My first experience exploring sex with a dominant man solidified the very lessons that I’d gleaned from 50 Shades of Gray: dominant men are abusive. Having kinky sex must come at the expense of my physical and emotional safety. Anyone who wants to experience perverse things does not get to have their boundaries be respected.
I took this lesson so deeply to heart that I chose to marry a vanilla monogamous man who I knew had no interest in having the kind of sex I wanted. I thought I was choosing the smart, safe path for myself. After all, what kind of person would choose sex over love?
Quick introduction to my methodology: I believe we’re all made up of many parts that developed at earlier moments in our lives to protect us. As long as they’re unconscious, they come out anytime they perceive a threat. They throw a blindfold over your eyes and take the wheel.
The truth is that I had a deeply submissive one in me, who longed to relinquish control to a strong man. Because I believed she was wrong and bad to have in my system, I disowned her and denied her existence. The result was that she took the driver’s seat permanently in my relationships. I crafted all my relationships and eventually a marriage such that she got to have her needs met in the shadows with extremely controlling men. I was a powerhouse in my outward-facing life, but behind closed doors I had no boundaries. I accepted my husband’s will as “an unstoppable force” and submitted to it, even as he drove us farther and farther away from the life I desired.
When I left my marriage and finally dove into exploring kink, I found that giving my submissive one a sandbox to play in changed everything. I also found that the foundations of the BDSM community are actually clear communication, consent, and safety. E.L. James didn’t know about this world. The dominant man I explored with didn’t know about this world.
But when I started exploring and allowing my submissive to be met in a lovingly negotiated BDSM container, I got to meet her. To know her desires and delight in how hot they are.
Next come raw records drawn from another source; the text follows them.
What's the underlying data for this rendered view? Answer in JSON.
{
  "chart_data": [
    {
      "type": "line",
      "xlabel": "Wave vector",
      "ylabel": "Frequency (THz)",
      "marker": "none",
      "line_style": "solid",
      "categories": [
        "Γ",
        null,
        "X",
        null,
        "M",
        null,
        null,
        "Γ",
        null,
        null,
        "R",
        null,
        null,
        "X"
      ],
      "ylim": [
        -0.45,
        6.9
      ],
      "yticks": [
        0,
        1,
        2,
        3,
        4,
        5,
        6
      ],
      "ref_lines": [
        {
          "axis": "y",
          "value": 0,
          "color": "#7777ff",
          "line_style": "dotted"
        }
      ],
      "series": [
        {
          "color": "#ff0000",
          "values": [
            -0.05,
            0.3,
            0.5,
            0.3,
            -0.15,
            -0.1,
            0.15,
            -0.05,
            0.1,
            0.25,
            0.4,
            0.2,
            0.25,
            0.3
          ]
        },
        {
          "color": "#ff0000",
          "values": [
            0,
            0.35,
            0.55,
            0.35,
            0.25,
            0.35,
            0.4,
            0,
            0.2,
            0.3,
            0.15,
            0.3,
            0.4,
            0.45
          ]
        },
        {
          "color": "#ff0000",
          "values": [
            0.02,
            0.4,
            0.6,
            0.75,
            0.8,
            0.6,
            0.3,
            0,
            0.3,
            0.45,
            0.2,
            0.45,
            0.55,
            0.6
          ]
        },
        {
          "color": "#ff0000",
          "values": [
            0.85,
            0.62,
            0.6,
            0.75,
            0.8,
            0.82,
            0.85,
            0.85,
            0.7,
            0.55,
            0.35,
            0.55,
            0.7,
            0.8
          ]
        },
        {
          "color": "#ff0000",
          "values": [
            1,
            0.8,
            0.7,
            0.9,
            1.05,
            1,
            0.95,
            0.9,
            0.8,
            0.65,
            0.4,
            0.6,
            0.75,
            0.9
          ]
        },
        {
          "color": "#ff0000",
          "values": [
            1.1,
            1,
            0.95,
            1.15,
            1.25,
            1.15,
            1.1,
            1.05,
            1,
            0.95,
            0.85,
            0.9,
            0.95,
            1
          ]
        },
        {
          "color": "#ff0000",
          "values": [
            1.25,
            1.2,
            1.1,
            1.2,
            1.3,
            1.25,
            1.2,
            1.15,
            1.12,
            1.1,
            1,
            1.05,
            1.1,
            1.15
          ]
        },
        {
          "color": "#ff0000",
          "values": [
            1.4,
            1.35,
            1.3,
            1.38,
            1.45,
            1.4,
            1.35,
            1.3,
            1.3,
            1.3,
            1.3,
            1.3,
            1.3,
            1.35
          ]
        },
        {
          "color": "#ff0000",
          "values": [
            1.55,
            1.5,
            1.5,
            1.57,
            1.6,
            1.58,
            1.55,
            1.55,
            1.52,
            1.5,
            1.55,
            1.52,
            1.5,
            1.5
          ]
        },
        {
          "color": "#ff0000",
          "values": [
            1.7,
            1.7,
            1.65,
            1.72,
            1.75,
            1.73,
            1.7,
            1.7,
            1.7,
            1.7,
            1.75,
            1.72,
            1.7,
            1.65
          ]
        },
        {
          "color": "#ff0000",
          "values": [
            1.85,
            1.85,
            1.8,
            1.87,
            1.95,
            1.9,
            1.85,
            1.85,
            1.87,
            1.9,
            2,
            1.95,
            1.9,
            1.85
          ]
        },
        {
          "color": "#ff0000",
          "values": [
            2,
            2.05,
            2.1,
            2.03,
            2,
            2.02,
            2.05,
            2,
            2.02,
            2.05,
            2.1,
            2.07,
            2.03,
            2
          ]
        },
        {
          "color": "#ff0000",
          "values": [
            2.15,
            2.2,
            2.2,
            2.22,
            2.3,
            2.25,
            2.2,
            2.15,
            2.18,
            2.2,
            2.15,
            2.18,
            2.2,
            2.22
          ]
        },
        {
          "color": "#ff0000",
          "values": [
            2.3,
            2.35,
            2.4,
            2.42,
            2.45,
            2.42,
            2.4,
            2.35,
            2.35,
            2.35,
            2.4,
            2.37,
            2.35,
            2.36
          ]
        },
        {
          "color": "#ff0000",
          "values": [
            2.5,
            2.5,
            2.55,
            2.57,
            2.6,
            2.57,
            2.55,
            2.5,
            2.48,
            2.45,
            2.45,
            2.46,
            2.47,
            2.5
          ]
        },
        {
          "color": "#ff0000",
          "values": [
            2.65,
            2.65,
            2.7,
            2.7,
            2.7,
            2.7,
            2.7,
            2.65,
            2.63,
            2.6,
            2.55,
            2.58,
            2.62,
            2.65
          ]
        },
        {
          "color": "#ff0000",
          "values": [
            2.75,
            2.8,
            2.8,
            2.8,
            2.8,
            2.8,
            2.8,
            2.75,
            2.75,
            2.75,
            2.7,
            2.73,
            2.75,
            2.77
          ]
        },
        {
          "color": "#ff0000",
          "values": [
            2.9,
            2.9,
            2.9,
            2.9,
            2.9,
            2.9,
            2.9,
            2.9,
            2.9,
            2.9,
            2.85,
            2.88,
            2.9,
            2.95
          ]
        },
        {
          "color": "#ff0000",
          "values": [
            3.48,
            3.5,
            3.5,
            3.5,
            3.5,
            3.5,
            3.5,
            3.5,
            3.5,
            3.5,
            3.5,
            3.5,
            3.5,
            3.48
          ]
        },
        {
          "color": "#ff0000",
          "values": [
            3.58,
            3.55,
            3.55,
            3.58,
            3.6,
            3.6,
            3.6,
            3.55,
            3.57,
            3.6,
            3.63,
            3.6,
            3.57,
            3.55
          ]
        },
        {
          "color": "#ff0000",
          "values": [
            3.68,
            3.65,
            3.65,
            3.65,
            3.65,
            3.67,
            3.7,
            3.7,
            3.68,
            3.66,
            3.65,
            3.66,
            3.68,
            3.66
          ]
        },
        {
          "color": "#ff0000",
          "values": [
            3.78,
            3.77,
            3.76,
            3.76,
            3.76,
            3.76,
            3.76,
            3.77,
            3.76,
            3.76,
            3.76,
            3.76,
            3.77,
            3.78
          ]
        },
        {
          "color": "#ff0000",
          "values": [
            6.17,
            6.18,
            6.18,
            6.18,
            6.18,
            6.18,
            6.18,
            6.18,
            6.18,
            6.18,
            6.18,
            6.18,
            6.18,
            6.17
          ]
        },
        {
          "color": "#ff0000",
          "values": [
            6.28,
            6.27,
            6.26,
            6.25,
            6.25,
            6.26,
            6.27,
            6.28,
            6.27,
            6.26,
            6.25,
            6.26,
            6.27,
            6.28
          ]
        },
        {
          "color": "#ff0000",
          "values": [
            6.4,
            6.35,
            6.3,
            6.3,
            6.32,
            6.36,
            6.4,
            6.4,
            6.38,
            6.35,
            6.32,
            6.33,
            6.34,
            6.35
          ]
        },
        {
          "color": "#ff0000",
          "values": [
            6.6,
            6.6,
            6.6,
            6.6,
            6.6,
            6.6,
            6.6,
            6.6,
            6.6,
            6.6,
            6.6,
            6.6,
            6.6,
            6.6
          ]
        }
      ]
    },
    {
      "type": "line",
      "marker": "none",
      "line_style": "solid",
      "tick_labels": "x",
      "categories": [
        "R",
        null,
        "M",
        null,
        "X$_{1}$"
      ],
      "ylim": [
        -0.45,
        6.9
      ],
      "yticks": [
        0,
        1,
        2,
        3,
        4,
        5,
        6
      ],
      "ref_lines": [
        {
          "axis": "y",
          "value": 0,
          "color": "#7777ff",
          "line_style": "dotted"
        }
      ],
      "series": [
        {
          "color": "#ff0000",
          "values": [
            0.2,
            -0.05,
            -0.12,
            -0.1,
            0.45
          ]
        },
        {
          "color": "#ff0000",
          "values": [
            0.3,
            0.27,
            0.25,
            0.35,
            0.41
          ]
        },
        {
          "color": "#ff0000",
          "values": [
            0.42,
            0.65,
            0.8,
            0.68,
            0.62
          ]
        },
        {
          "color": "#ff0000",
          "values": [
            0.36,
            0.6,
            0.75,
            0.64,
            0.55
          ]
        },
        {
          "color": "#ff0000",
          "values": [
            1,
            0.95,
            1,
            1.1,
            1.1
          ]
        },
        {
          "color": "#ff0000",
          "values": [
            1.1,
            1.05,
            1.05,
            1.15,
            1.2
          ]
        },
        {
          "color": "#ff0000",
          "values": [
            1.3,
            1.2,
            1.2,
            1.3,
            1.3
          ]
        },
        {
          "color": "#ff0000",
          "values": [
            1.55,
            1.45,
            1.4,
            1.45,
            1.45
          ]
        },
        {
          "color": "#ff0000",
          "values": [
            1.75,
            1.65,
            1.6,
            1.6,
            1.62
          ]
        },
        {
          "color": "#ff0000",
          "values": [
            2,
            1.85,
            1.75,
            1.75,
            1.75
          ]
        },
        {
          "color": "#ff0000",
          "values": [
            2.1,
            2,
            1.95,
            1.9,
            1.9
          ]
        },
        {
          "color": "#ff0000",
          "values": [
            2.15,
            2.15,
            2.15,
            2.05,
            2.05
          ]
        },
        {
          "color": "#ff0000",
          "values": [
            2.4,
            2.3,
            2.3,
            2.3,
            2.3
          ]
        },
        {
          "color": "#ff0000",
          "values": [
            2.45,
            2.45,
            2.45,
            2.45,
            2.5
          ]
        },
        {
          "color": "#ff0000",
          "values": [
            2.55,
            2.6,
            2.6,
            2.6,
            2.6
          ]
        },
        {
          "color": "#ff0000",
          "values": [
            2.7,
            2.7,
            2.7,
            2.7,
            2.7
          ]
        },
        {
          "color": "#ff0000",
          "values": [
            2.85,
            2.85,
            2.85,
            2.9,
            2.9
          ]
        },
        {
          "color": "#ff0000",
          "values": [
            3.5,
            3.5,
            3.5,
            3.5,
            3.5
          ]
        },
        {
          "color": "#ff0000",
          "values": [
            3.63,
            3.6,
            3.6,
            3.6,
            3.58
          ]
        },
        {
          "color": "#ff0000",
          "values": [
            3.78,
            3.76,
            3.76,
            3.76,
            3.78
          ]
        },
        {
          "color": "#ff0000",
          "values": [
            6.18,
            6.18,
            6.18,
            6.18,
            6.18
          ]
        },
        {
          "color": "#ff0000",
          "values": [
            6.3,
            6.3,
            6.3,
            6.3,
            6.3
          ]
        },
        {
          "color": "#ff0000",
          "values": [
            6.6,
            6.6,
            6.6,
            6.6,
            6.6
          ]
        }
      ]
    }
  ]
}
She gets to feel every last delicious moment of her powerlessness and worthlessness. And the thing is, in her fully expressed truth and her empowered choice to exchange her power, she is stunningly powerful. I love her for all the hotness and freedom she has brought into my life.
Because now I can see her consciously, I can straight up ask her what she wants and then GIVE IT TO HER in containers crafted with total love. And because her needs are getting met, she doesn’t blindfold me nearly as often. Et, voila: no more unconscious attraction to controlling boyfriends.
The truth is that we all have darkness in us. We all have dark desires. And while not everyone is practicing BDSM consciously, you can. Bringing shame gremlins into the light is utterly transformative, and it can absolutely be done in a context of respect, consent, and deep love.